Raising and Educating a Deaf Child

International experts answer your questions about the choices, controversies, and decisions faced by the parents and educators of deaf and hard-of-hearing children.

Question from V.Z., Italy

I really want to know if the Informed Consent for a Clinical Trial is only read by a deaf person or there is an interpreter during the procedure who is able to help the volunteer to better understand what is written. Is a Video Interpreting (relay) service (VIR) usually employed or a Computer Assisted Realtime Transcription (CART) service? Do you think that a platform with VIR service could help the deaf person’s understanding?

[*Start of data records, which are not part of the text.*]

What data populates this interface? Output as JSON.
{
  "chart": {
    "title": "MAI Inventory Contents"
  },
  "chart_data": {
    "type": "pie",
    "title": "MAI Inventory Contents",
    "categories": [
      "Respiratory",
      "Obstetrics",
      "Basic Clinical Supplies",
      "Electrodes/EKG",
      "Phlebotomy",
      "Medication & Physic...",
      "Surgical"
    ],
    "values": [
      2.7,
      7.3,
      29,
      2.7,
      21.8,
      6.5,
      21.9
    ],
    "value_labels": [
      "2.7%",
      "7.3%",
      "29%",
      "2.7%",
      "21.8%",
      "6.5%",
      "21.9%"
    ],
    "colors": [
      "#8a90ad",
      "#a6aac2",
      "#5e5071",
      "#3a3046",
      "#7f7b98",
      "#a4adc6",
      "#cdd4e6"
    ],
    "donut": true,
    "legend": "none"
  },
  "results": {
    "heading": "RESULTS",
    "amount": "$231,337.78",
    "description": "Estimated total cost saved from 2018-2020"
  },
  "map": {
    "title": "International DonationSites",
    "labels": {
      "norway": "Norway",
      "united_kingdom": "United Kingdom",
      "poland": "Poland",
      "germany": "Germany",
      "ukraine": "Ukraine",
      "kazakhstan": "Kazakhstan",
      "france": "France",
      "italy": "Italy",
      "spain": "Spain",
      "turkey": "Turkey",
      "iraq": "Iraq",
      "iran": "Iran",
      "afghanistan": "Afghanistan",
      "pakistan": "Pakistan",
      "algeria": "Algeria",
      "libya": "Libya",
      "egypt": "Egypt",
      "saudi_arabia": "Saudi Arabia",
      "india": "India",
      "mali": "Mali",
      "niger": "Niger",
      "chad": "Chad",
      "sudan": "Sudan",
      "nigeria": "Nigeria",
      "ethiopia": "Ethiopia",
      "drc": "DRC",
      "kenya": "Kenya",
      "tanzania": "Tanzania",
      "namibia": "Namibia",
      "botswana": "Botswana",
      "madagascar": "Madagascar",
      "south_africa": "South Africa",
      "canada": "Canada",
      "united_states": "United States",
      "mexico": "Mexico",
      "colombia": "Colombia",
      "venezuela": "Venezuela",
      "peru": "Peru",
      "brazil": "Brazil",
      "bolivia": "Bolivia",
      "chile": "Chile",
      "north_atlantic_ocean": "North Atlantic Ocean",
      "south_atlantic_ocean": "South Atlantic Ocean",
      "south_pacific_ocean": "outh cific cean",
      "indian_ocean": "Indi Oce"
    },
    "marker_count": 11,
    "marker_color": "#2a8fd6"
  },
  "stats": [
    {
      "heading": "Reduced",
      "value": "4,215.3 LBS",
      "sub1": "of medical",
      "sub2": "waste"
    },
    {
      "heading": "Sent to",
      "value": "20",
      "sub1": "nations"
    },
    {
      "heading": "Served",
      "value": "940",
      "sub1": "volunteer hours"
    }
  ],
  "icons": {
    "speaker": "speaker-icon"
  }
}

Question from V.Z., Italy. Posted March 1, 2016.
Response from Marc Marschark - NTID

Essentially, the answer to your question is “it depends on the individual.” For most deaf individuals, at least in the United States, reading an appropriately-worded informed consent document is sufficient. It is the responsibility of both the researcher/medical professional and their institutional ethics review panel to ensure that the document is, indeed, “appropriately worded.”

For deaf individuals with lower levels of literacy, of course a sign language interpreter would be helpful (either live or via VIR). The kind of interpreting, in that case, also would need to depend on the individual, because there are deaf adults (as well as children) who do not have fluent sign language skills. Those who are low-language, for example, would need very different kinds of interpreting than those who are skilled in Italian Sign Language. Deaf individuals who are “oral,” also might need support with an informed consent document, either through further explanation or more simplified language.